Apesar de saberem dos riscos, passageiros dizem que não abrem mão do serviço Em condições precárias, sem segurança e pagando uma tarifa menor. É assim que dezenas de trabalhadores seguem diariamente a viagem de casa para o trabalho, e vice-versa, num transporte coletivo irregular chamado por eles de ônibus “pirata”.
É a insatisfação com o sistema de transporte coletivo regular que tem levado estes trabalhadores a optarem por esta viagem perigosa. A pontualidade, itinerário que atende às necessidades desses passageiros e uma tarifa de R$ 2,50 são as “vantagens” apontadas por usuários para se arriscarem em uma viagem clandestina pelas ruas da cidade.
A diarista Conceição* mora na comunidade João Paulo, no Jorge Teixeira, Zona Leste de Manaus, e há oito meses segue de casa para o trabalho, na avenida do Cetur, bairro Tarumã, Zona Oeste, num ônibus “pirata”. Embora saiba do perigo, Conceição diz que foi a única solução para conseguir chegar ao trabalho em até uma hora.
“Eu sinto medo, sei que é um transporte proibido, mas é o único que faz o trajeto da minha casa até o trabalho sem eu precisar parar em dois terminais e encarar horas e mais horas de viagem”, conta.
Na tarde da última quinta-feira, 19, a equipe de A CRÍTICA flagrou um ônibus pirata e acompanhou como o motorista não se sente inibido em transportar passageiros na clandestinidade. É com usuários na escada da porta do ônibus, que vai aberta, que o motorista segue pela avenida do Turismo e é abordado por trabalhadores daquela área.
Com o itinerário que segue pelas zonas Norte e Leste, por bairros como Cidade Nova , Cidade de Deus e Jorge Teixeira, o embarque de passageiros é feito apenas na avenida do Turismo. A cada parada, até seis trabalhadores embarcam no transporte coletivo clandestino.
Pontualidade
É a partir da estrada da Cidade Nova que, aos poucos, os passageiros começam a desembarcar.

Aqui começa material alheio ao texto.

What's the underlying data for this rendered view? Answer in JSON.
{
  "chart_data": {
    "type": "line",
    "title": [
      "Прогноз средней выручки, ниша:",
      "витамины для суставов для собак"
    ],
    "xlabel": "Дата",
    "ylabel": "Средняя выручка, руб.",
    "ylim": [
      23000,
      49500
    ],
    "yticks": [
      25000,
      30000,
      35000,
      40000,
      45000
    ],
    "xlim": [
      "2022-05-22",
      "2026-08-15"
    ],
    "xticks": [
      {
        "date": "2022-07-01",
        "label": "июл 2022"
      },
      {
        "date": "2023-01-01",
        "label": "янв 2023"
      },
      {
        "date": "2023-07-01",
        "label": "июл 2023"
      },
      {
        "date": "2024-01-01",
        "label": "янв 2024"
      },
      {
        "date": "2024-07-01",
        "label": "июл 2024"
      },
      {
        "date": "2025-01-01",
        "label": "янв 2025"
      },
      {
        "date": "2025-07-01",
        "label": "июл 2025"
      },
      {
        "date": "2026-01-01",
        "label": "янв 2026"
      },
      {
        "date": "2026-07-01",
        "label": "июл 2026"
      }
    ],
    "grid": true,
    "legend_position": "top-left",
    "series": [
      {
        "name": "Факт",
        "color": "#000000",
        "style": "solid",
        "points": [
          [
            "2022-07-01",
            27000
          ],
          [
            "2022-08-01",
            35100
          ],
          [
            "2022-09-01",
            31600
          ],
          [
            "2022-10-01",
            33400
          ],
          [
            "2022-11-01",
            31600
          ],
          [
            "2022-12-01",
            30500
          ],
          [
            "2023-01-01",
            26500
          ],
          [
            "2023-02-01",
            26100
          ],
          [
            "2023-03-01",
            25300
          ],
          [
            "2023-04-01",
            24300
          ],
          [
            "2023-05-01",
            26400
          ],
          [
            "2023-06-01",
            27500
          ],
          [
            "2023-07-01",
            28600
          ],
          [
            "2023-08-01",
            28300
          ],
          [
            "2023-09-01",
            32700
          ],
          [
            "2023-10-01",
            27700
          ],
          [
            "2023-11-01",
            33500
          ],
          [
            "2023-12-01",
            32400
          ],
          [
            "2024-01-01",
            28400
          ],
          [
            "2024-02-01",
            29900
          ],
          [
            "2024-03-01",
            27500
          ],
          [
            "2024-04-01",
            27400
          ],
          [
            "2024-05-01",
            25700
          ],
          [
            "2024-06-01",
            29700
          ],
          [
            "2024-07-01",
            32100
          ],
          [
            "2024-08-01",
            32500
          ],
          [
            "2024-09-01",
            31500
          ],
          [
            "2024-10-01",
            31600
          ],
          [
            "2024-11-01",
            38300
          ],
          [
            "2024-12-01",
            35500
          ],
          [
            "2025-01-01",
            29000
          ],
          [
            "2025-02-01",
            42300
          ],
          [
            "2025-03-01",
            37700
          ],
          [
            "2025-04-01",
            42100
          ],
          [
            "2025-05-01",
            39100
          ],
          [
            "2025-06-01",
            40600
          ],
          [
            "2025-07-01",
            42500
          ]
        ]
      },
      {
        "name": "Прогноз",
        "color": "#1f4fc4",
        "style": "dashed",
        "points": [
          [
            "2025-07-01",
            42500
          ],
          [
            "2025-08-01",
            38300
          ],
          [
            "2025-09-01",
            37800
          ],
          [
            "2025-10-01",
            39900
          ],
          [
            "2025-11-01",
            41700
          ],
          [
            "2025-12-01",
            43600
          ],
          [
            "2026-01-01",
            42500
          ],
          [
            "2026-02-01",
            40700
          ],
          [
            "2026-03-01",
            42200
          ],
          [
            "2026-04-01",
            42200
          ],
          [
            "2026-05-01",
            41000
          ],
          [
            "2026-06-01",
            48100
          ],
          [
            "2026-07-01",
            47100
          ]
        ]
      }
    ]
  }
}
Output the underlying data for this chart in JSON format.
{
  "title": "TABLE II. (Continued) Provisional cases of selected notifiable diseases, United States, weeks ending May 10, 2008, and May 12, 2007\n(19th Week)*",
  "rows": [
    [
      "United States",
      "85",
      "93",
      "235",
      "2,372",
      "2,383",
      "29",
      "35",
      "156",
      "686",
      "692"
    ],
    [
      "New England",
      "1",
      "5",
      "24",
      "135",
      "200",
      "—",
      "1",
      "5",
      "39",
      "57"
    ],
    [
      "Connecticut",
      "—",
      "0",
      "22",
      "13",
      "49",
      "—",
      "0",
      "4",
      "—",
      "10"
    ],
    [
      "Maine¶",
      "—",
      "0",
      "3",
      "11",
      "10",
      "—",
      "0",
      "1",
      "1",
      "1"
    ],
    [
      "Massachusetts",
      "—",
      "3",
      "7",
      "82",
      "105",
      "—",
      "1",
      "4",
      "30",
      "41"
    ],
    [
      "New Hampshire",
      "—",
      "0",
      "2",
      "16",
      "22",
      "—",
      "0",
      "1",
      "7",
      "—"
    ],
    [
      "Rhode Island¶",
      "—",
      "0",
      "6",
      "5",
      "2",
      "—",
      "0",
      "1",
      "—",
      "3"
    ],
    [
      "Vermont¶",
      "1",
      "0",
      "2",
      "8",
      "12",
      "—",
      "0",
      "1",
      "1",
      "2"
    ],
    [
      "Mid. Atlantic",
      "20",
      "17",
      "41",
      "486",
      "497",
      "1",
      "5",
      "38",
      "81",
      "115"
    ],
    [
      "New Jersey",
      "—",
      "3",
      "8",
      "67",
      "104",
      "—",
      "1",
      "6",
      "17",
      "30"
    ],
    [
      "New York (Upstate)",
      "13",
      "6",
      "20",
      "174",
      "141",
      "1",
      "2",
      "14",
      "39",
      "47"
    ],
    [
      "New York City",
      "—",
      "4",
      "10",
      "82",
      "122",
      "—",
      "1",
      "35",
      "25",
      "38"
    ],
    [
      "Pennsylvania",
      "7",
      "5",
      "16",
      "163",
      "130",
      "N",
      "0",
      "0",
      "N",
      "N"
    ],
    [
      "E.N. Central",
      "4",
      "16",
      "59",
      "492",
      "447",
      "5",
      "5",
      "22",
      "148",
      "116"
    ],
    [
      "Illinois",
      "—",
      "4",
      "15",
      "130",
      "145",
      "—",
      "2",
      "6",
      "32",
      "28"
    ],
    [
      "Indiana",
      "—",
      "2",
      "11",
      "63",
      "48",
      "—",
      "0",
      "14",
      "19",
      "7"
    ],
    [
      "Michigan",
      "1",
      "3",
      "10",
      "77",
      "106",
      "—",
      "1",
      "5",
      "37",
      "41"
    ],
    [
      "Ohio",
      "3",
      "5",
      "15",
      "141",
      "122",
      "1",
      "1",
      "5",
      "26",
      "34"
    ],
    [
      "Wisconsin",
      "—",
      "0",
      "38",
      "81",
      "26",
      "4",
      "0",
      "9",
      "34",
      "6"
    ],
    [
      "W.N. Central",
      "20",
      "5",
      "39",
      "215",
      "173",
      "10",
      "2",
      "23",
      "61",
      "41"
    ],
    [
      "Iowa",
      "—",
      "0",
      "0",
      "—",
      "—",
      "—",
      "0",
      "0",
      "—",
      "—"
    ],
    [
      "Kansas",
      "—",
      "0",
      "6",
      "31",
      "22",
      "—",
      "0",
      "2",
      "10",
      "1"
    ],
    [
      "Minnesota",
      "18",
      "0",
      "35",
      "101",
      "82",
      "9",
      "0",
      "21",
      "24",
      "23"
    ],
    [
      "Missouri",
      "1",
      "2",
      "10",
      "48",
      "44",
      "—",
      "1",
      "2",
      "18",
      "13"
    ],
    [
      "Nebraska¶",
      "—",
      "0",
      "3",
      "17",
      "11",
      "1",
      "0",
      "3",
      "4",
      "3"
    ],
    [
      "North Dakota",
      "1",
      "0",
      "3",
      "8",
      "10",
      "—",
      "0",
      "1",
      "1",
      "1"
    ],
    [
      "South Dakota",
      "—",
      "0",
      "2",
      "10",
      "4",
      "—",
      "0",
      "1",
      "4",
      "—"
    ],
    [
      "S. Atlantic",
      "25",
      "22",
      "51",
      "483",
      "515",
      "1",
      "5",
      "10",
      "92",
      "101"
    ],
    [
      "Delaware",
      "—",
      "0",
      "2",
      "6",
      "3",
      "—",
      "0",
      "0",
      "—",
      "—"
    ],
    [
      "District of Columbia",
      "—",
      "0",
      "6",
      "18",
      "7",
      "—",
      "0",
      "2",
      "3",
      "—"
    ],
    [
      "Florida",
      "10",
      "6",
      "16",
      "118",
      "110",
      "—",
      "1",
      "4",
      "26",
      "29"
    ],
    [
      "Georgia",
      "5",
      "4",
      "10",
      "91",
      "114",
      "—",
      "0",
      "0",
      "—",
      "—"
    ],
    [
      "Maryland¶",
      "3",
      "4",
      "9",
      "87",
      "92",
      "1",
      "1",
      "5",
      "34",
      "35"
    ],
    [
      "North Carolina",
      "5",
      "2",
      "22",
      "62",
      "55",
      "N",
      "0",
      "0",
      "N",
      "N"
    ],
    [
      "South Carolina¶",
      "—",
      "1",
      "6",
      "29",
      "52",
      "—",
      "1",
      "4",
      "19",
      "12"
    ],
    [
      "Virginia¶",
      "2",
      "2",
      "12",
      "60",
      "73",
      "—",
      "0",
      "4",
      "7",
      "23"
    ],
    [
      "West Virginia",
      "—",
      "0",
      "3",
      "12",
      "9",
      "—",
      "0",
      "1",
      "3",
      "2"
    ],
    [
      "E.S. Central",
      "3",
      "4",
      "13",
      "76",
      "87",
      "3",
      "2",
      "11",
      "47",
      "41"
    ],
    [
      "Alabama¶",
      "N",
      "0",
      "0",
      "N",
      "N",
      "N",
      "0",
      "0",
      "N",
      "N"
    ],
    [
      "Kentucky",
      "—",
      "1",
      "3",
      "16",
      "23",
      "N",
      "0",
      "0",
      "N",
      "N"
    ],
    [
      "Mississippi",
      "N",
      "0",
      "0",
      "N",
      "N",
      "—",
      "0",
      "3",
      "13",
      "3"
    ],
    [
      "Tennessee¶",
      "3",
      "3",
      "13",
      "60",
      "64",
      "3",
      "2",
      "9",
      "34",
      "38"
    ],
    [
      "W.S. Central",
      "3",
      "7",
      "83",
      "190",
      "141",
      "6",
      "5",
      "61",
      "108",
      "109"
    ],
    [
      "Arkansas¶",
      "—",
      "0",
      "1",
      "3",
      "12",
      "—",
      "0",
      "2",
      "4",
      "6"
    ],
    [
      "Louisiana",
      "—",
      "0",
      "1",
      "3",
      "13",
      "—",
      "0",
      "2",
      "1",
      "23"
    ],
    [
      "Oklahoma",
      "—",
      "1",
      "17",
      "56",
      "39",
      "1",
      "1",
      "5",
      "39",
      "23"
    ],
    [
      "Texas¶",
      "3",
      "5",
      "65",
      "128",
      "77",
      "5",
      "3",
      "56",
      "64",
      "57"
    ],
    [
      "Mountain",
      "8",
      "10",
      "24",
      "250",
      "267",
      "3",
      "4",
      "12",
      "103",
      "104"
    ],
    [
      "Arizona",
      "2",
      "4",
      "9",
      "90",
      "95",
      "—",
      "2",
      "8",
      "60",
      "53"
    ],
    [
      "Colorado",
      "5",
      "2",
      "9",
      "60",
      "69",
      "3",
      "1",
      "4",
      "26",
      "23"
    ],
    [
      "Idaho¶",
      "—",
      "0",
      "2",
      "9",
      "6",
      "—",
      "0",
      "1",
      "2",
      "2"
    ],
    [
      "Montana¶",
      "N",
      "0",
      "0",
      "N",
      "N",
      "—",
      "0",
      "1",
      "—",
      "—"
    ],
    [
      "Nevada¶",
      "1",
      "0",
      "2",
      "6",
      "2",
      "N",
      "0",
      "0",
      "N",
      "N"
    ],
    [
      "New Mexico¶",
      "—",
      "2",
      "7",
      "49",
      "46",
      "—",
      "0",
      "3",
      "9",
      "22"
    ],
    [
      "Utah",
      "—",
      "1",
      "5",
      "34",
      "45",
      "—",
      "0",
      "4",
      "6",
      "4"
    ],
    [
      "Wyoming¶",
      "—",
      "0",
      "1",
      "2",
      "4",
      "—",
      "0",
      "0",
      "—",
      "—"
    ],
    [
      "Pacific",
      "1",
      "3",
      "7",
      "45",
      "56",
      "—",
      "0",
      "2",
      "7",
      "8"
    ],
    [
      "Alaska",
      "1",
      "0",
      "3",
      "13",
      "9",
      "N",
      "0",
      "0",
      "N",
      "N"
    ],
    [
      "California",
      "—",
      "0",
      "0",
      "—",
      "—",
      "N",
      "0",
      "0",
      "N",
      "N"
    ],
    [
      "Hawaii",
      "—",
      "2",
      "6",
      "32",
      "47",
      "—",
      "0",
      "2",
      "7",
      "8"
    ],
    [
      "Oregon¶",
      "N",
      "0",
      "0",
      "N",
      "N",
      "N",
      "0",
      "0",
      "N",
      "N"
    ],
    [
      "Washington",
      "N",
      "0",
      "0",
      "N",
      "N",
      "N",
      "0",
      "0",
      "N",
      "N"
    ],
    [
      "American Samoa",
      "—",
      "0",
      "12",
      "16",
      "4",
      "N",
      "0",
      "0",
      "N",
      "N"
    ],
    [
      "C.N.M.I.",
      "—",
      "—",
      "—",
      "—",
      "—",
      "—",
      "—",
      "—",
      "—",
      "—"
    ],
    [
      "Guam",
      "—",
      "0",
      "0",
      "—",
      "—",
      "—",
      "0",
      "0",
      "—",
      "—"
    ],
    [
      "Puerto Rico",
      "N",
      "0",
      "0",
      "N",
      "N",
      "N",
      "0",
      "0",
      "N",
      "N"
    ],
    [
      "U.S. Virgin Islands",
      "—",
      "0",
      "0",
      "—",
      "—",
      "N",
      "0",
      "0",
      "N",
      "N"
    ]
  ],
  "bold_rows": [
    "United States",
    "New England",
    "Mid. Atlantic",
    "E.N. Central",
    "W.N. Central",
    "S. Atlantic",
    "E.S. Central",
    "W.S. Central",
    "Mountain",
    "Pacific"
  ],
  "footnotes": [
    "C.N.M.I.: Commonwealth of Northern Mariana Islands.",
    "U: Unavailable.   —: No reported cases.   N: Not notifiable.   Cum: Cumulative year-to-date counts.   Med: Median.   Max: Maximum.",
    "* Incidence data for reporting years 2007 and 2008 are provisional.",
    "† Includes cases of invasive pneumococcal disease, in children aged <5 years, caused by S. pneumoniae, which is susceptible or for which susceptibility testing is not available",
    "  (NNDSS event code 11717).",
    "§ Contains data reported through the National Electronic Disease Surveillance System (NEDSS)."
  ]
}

“Pra voltar para casa num ônibus de linha comum precisaria parar no terminal 3 (Cidade Nova), esperar outro ônibus para seguir até o terminal 1 (Centro) e, finalmente, pegar outro para a comunidade João Paulo. Levaria pelo menos umas três horas para voltar do trabalho”, reclama Conceição.
A pontualidade é a característica que atrai muitos usuários para esse tipo de transporte. “Sabemos que ele irá passar pontualmente. E quando o motorista vai atrasar ele avisa para alguém daqui do ponto”, acrescenta a diarista.
Durante o flagrante, a equipe de reportagem observou muitos trabalhadores correndo para embarcar no ônibus “pirata”. Durante o percurso do transporte clandestino acompanhado pela equipe de reportagem, não foi vista nenhuma fiscalização pelo caminho.
“Nunca soube de algum ônibus desse tipo que tenha sido apreendido. Mas se isso ocorrer, muita gente que o utiliza enfrentará uma longa viagem para chegar em casa e ir para o trabalho optando pelo ônibus comum”, lamentou Conceição.
A reportagem entrou em contato com a assessoria de comunicação da Superintendência Municipal de Transportes Urbanos (SMTU) em busca de informações sobre a falta de linhas regulares para a área do Tarumã, mas até o fechamento desta edição não obteve resposta.
Necessidade
Para o doutor em Planejamento de Transporte e professor do Departamento de Geografia da Universidade Federal do Amazonas (Ufam), Geraldo Alves, a qualidade no serviço de transporte coletivo regular - isto é, dos ônibus de linhas -, direciona a migração ou não dos passageiros para o ônibus clandestino.
“É uma relação de custo e benefício. O ônibus de linha demora a passar, os itinerários são dispersos, o usuário precisa fazer a integração nos terminais, enfrenta filas enormes nesses terminais, passa muito tempo dentro do ônibus. Estas situações apontam para um serviço de baixa qualidade que favorece essa ‘concorrência’, que cobra um valor mais baixo”, diz o especialista.
Luiz Eduardo Leal, um dos idealizadores do site TransitoManaus, que oferece o serviço de mapas com todos os itinerários das linhas de ônibus, explica que reclamações sobre o horário dos itinerários e a falta de linhas em algumas áreas da cidade são frequentes pelos usuários que contribuem com informações para a ferramenta.
“Manaus tem uma demanda muito grande de usuários de transporte público mas ainda não consegue atender a necessidade de muitos”, explica.